Os requisitos para a aposentadoria por idade dos trabalhadores rurais filiados à Previdência à época da edição da Lei n.º 8.213/91 são, pois, os seguintes: (a) idade mínima de 60 anos para o homem e de 55 anos para a mulher (Lei n.º 8.213, art. 48, § 1º); e (b) efetivo exercício de atividade rural, ainda que de forma descontínua, por tempo igual ao período correspondente à carência do benefício (Lei n.º 8.213, art. 143). A concessão do benefício independe, pois, de recolhimento de contribuições previdenciárias.
Para a verificação do tempo que é necessário comprovar como de efetivo exercício do labor rural, considera-se a tabela constante do art. 142 da Lei de Benefícios, levando-se em conta o ano em que o segurado implementou as condições necessárias para a obtenção da aposentadoria, ou seja, idade mínima e tempo de trabalho rural.
Na aplicação dos artigos 142 e 143 da Lei de Benefícios, deve-se atentar para os seguintes pontos: a) ano-base para a averiguação do tempo rural (direito adquirido ou DER); b) termo inicial e final do período de trabalho rural correspondente à carência; c) termo inicial do direito ao benefício (DIB).
No mais das vezes, o ano-base para a constatação do tempo de serviço necessário será o ano em que o segurado completou a idade mínima, desde que até então já disponha de tempo rural suficiente para o deferimento do benefício. Em tais casos, o termo inicial do período a ser considerado como de efetivo exercício de labor rural, a ser contado retroativamente, é justamente a data do implemento do requisito etário, mesmo se o requerimento administrativo ocorrer em anos posteriores, em homenagem ao princípio do direito adquirido (Constituição Federal de 1988, art. 5º, inciso XXXVI; Lei de Benefícios, art. 102, § 1º).
Nada obsta, entretanto, que o segurado, completando a idade necessária, permaneça exercendo atividade agrícola até a ocasião em que implementar o número de meses suficientes para a concessão do benefício, caso em que tanto o ano-base para a verificação do tempo rural quanto o início de tal período de trabalho, sempre contado retroativamente, será justamente a data da implementação do tempo equivalente à carência.

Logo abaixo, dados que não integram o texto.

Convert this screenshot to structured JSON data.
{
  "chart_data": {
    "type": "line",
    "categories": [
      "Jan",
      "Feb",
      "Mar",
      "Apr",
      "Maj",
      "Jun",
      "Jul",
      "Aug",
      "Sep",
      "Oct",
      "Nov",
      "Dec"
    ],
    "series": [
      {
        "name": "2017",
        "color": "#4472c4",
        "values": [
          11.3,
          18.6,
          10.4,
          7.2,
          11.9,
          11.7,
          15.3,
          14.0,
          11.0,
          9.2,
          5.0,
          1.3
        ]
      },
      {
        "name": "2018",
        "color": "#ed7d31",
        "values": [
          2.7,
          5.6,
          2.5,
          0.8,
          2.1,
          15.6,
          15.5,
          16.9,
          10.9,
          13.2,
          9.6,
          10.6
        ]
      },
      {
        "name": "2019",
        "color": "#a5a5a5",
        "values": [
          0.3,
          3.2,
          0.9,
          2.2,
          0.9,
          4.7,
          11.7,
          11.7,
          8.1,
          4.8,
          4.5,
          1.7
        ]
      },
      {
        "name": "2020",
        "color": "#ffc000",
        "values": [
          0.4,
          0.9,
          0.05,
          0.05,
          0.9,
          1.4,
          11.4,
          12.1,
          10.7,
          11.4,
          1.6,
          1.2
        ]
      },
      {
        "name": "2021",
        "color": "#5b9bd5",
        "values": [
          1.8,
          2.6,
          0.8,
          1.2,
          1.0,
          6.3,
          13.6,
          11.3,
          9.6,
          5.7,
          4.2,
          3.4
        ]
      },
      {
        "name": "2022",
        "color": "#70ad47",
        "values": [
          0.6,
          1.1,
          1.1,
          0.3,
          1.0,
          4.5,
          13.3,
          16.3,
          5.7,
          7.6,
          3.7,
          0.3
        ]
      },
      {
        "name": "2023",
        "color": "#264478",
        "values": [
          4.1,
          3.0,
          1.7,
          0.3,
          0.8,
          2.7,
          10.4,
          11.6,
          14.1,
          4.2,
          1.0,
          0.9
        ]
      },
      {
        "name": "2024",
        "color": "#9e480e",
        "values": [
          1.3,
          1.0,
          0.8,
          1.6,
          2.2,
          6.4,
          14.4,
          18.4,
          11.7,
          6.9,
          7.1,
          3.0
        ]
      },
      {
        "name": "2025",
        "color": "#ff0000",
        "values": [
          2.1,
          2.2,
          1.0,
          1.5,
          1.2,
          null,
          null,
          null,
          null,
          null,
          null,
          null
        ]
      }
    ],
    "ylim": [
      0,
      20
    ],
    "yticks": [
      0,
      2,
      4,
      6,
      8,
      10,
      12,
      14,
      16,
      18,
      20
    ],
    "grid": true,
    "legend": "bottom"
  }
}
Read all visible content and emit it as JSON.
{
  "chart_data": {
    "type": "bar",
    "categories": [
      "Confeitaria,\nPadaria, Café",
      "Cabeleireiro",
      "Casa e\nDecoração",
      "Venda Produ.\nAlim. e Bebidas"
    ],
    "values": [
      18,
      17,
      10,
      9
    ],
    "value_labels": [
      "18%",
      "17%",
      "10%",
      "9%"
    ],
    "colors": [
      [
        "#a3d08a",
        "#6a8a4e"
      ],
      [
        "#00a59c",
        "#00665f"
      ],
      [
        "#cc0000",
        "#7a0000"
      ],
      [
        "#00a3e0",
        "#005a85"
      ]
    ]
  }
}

A disposição contida no art. 143 da Lei n.º 8.213/91, no sentido de que o exercício da atividade rural deve ser comprovado no período imediatamente anterior ao requerimento do benefício, deve ser interpretada em favor do segurado. Ou seja, tal regra atende àquelas situações em que ao segurado é mais fácil ou conveniente a comprovação do exercício do labor rural no período imediatamente anterior ao requerimento administrativo, independentemente de recolhimento de contribuições previdenciárias, mas sua aplicação deve ser temperada em função do disposto no art. 102, § 1º, da Lei de Benefícios e, principalmente, em atenção ao princípio do direito adquirido, como visto acima.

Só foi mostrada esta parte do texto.